Notes: Practical Vim by Drew Neil

Posted on June 18, 2018 by jcb

Contents



Preliminaries

Commands:

Command Action
:help :h display help file
:substitute :s search and replace
vimtutor teaches basic vim use

How The Book is Structured

Each chapter covers a theme proceeding from novice to advanced within the chapter.

Not designed to be read in order, but that’s what I’m going to do anyway.

How My Notes are Structured:

Each chapter gets a markdown file, every tip gets a section. The commands covered in the chapter will be listed at the top of each chapter note file.

Interspersed in each section will be my commentary.

Learn to Touch Type, Then Learn Vim

Seriously, learn to touch type. It’s actually super fun and satisfying. It’s also the single biggest piece of low-hanging productivity fruit you can pluck. You don’t have to be a 100 wpm or even an 80 wpm typist. I type at 60 wpm, but 40 is totally fine. It’s not about the speed, it’s about the fluidity of thought that comes from looking at what you’re doing on the screen rather than at your hands. It’s about willing a word to appear in front of you and having your fingers magically move to make it happen.
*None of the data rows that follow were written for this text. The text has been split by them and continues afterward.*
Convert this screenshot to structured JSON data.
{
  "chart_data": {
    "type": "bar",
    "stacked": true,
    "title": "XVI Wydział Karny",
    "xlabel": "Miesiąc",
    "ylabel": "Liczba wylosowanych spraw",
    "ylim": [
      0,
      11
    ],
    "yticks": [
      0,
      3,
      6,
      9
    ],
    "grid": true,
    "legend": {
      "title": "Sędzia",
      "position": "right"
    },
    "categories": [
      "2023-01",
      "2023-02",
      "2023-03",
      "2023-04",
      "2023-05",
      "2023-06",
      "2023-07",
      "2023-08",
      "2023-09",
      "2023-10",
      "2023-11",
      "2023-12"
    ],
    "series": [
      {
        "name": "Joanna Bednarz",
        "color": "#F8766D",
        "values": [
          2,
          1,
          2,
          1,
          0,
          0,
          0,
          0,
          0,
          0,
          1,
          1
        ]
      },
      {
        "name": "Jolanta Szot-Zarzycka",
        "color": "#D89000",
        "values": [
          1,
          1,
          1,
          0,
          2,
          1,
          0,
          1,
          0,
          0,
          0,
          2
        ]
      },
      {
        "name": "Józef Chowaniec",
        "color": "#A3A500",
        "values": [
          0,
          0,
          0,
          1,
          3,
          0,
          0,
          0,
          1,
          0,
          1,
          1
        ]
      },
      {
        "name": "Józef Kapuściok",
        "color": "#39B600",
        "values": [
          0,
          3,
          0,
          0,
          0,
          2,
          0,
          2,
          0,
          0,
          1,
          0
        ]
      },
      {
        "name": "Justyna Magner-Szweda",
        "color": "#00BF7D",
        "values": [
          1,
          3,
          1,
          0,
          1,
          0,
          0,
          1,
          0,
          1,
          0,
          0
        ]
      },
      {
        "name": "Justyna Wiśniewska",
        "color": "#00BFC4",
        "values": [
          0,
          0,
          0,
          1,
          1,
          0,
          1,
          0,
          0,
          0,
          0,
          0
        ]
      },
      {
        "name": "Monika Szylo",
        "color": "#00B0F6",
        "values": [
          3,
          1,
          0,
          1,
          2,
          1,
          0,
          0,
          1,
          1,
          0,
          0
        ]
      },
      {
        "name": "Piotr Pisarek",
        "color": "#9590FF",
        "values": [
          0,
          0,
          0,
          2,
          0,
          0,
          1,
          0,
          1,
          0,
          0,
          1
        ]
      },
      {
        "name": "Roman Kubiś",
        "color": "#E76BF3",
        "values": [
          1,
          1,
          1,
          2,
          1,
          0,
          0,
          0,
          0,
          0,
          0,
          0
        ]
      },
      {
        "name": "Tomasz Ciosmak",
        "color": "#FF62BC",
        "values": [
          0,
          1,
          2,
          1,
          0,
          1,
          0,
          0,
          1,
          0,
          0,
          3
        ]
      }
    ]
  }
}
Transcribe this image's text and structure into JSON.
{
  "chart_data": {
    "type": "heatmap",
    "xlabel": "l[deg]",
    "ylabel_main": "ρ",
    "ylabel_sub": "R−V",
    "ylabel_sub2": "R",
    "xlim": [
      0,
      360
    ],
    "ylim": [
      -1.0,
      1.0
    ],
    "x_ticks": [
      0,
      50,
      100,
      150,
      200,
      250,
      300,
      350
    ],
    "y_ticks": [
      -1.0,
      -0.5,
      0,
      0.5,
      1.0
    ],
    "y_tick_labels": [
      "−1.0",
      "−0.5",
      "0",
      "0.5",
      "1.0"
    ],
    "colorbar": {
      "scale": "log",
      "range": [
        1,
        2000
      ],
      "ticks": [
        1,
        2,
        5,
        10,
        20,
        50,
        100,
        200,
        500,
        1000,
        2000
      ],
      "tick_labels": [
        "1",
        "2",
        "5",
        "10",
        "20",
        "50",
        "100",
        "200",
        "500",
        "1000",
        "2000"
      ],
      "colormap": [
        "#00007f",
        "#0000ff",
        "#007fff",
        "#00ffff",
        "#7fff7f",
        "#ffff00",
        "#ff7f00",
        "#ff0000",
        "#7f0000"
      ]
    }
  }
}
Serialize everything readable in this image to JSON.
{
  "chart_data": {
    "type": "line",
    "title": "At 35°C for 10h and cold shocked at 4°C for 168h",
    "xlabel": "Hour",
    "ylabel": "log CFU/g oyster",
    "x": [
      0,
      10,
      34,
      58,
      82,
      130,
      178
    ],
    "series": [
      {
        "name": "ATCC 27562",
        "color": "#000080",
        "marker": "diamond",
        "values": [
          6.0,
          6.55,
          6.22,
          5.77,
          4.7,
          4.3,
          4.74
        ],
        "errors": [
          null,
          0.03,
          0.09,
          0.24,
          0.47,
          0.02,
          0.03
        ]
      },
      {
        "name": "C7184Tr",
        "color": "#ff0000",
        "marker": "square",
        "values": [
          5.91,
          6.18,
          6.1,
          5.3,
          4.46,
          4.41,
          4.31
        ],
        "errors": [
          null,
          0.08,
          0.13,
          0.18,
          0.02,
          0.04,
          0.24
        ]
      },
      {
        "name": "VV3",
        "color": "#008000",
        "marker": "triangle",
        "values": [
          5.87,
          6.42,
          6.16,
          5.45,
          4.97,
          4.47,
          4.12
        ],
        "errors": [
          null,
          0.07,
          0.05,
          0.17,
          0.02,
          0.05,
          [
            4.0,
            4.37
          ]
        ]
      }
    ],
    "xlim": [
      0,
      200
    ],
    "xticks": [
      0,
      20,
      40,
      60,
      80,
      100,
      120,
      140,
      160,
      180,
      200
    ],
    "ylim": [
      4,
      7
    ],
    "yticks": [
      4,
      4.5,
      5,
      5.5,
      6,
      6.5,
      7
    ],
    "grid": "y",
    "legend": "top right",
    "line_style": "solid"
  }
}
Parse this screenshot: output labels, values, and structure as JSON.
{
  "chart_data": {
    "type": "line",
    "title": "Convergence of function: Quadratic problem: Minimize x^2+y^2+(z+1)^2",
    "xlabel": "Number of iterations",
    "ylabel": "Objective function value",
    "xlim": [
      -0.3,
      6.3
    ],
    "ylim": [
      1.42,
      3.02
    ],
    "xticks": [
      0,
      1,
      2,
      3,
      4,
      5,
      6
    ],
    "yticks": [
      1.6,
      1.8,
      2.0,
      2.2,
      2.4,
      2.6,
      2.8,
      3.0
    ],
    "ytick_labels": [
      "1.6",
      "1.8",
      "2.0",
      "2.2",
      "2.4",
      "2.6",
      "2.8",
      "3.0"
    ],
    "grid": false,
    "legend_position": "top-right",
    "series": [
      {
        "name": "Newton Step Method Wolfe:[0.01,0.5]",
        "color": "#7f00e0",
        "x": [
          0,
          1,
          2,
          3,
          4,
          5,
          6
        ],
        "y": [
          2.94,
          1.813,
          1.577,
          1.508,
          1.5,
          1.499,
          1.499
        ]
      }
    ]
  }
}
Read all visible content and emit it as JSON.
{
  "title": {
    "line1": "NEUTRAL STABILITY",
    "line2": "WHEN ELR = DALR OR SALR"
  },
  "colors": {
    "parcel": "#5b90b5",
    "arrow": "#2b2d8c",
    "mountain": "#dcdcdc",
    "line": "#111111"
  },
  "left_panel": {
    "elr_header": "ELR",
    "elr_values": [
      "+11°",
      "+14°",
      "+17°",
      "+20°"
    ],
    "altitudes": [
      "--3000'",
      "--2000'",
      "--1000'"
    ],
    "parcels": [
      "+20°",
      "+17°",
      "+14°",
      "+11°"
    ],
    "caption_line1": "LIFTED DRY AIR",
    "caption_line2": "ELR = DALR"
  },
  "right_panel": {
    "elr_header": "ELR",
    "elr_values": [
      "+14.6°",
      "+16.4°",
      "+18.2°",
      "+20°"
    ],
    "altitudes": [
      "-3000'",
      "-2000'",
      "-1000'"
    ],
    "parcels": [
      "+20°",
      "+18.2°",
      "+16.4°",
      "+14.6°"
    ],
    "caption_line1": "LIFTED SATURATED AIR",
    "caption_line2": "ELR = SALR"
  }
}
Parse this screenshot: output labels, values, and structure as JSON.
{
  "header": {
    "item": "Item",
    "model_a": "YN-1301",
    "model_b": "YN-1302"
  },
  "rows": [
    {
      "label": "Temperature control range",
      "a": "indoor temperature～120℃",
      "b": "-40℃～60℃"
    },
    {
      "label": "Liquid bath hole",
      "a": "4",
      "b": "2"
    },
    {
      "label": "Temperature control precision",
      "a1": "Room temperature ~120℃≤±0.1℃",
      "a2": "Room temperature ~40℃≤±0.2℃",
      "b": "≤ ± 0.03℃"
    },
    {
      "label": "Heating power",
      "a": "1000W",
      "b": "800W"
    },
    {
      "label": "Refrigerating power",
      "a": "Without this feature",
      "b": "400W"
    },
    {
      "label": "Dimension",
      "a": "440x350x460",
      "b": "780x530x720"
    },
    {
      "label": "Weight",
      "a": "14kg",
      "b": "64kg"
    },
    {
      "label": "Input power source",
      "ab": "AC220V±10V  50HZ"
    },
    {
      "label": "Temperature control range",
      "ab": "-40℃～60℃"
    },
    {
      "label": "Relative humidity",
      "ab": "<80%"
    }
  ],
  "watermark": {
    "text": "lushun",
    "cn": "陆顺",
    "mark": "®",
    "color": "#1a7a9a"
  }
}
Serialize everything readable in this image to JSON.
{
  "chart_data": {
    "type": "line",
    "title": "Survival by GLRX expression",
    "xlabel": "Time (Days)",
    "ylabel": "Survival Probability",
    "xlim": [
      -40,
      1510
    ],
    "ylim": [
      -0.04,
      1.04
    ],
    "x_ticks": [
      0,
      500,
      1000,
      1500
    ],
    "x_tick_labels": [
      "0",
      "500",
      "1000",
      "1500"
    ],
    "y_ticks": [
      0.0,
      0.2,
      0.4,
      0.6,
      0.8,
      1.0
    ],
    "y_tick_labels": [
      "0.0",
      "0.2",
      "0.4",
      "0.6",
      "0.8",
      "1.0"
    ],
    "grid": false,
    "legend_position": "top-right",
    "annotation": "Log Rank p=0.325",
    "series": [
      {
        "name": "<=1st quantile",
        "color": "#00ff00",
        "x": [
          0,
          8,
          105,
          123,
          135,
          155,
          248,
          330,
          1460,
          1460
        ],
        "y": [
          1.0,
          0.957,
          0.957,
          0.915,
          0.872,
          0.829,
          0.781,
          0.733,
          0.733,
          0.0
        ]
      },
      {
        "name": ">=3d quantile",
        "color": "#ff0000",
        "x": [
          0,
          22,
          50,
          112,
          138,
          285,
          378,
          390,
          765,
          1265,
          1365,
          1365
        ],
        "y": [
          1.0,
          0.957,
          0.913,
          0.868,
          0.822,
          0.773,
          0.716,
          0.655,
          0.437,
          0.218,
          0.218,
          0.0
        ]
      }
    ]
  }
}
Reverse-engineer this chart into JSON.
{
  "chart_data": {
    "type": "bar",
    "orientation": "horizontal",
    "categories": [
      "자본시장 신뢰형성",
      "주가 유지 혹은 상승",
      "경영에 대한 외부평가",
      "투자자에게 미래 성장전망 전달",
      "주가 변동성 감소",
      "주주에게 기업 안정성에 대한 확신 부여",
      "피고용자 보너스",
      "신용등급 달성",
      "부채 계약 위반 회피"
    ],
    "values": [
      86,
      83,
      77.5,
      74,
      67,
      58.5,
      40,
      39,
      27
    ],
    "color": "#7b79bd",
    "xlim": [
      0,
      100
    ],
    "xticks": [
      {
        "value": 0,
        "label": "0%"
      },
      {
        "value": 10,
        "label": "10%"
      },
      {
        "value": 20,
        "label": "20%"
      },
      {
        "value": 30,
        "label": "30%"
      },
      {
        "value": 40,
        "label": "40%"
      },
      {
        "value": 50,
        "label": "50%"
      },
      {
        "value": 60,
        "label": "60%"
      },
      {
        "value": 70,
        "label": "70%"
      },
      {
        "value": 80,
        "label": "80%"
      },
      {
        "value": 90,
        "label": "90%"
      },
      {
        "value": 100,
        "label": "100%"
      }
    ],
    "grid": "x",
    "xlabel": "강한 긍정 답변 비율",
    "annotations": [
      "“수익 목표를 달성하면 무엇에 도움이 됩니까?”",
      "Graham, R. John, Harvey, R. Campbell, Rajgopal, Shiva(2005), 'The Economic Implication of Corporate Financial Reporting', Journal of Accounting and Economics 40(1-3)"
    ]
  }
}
It’s about making the machine an extension of your mind. Which also why we learn vim.

Read the Forgotten Manual

The Vim documentation is delightful. Truly delightful. Our world of software is a barren wasteland where ravaging hordes of brogrammers prowl in the darkness, pouncing on unwary beginners with cries of “git gud, scrub”. But there are rare pockets of civilization in this wilderness, oases to shelter the weary traveler, and one of the best of these is the Vim documentation. It is plainly written, it is comprehensive, it is tastefully formatted and organized, it is perfectly integrated into the software it is documenting. Rejoice, developers, and weep, for you will rarely have it this good.

Notation for Simulating Vim on the Page

Notation Meaning
x press ‘x’ once
dw press d then x
dap press d, a, p
<C-n> <Ctrl> and n
f{char} f then any character
f{a-z} f then any lowercase letter
f{a-zA-Z} f then any lowercase or uppercase letter
d{motion} d then any motion command
<C-r>{register} <Ctrl> and r, then a register address
<C-w><C-j> <C-w> then <C-j>
<Esc> Escape key
<CR> Enter key (CR stands for Carriage Return)
<S-Tab> <Shift> and <Tab> at the same time

Prompt Meaning
$ system shell outside vim
: Command-Line mode Ex command
/ Forward search
? Backward search
= Command-Line mode evaluate Vim script

All the cursor position notation is intuitive. It looks exactly like what happens in-editor.

Use Vim’s Factory Settings

How about no? I like my .vimrc. If I find a mismatch while doing any exercises (unlikely, my .vimrc is pretty minimal), then and only then will I run vim -u NONE -N.

Vim in the Terminal or GUI

Terminal. Obviously terminal. Vastly superior in its integration with the shell environment.